Notice two things. First, Ignatieff has completely given up the effort to combine liberal values with flourishing human life. Liberal values, here secular values, just must be flat and dissatisfying. That is what immanence entails.
But, second, notice that he believes religion can counter this. Here Ignatieff is just wrong. If your society embraces a flat secular universe, it will infect religious life also. Tell me, just where in America does religion deliver “radiant tomorrows?” Not in any mosque, church or synagogue I have recently visited.
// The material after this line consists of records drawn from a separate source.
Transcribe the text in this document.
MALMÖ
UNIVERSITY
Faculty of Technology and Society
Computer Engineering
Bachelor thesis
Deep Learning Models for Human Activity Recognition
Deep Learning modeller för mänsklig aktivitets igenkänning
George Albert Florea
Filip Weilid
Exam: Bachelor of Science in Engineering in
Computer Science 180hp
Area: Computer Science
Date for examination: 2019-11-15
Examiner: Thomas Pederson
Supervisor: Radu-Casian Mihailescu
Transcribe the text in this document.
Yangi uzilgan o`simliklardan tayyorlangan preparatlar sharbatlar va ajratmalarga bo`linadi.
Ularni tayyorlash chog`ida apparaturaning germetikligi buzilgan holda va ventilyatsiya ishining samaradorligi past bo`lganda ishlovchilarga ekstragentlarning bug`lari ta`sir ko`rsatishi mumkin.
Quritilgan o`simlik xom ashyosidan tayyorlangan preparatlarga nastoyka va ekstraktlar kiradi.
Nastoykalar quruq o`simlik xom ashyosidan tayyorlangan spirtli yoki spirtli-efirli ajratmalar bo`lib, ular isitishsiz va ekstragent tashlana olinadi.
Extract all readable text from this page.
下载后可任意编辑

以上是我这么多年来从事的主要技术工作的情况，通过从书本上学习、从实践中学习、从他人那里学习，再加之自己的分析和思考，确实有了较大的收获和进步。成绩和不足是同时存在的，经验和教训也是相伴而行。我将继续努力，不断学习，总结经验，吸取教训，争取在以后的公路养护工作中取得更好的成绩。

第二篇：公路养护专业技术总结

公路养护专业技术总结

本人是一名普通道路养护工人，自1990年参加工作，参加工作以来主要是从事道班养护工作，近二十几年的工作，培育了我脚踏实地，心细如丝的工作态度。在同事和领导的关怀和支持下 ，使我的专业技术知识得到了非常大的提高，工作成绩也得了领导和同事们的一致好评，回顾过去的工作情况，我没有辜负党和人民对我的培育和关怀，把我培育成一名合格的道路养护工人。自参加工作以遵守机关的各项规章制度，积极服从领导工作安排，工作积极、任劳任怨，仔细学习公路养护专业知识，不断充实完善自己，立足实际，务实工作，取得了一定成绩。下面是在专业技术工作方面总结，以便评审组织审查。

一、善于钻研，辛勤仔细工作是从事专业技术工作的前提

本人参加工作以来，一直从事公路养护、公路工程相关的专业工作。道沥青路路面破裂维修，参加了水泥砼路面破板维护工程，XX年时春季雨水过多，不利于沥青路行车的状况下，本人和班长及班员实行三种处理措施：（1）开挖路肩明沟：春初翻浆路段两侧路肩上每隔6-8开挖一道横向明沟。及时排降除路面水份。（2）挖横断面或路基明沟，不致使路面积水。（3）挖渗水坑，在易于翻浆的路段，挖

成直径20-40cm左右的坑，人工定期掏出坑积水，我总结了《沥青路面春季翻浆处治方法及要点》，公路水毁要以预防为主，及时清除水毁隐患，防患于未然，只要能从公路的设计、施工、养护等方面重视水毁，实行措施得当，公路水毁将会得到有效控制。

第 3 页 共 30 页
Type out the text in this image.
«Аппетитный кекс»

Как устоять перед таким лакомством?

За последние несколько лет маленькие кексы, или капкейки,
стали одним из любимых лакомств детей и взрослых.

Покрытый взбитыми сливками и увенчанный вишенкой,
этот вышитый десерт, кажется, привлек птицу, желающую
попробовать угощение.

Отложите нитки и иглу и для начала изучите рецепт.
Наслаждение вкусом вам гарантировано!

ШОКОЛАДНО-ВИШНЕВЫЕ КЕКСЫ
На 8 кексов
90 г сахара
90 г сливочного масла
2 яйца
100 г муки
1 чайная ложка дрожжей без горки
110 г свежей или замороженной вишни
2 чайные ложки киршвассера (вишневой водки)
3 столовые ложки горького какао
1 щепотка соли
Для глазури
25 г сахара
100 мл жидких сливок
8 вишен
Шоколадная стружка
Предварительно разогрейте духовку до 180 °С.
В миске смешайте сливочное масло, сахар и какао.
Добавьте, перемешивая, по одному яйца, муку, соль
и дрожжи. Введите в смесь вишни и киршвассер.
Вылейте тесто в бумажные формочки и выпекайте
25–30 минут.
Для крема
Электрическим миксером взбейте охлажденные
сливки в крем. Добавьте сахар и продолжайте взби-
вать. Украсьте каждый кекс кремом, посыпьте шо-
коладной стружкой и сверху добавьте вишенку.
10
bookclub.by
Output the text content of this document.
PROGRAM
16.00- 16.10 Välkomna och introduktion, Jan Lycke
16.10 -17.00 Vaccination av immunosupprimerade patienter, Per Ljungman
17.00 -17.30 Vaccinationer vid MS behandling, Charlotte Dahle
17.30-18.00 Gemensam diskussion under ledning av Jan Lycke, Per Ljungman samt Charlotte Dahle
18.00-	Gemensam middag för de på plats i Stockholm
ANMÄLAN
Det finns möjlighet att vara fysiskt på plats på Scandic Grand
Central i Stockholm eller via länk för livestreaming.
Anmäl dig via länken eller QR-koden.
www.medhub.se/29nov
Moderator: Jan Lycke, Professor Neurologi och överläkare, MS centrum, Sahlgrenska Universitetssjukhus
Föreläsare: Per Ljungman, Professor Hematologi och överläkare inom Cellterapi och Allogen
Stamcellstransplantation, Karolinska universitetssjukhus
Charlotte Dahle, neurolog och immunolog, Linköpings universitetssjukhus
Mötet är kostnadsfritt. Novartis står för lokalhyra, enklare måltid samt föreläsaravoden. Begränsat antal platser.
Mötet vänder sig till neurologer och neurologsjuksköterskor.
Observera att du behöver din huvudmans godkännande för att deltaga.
What Ignatieff does not see is that this is not necessary. He is the biographer of Isaiah Berlin and he believes that the whole point of liberalism is to narrow the reach of public life. There are no universal values. There are no great ends. The fear of Stalinism has now led to a new disaster of public life—empty and purposeless human life. Ignatieff is the human face of nihilism.
This is not necessary or inevitable. Ignatieff himself is trying to pick up the pieces in a new book entitled Ordinary Virtues. In it, he says that there are no universal values, but there are “tolerance, forgiveness, trust, and resilience.”
Not bad, but not enough. With that starting point, though, one could begin to construct a beautiful secularism. But not if beauty itself is by definition out of reach.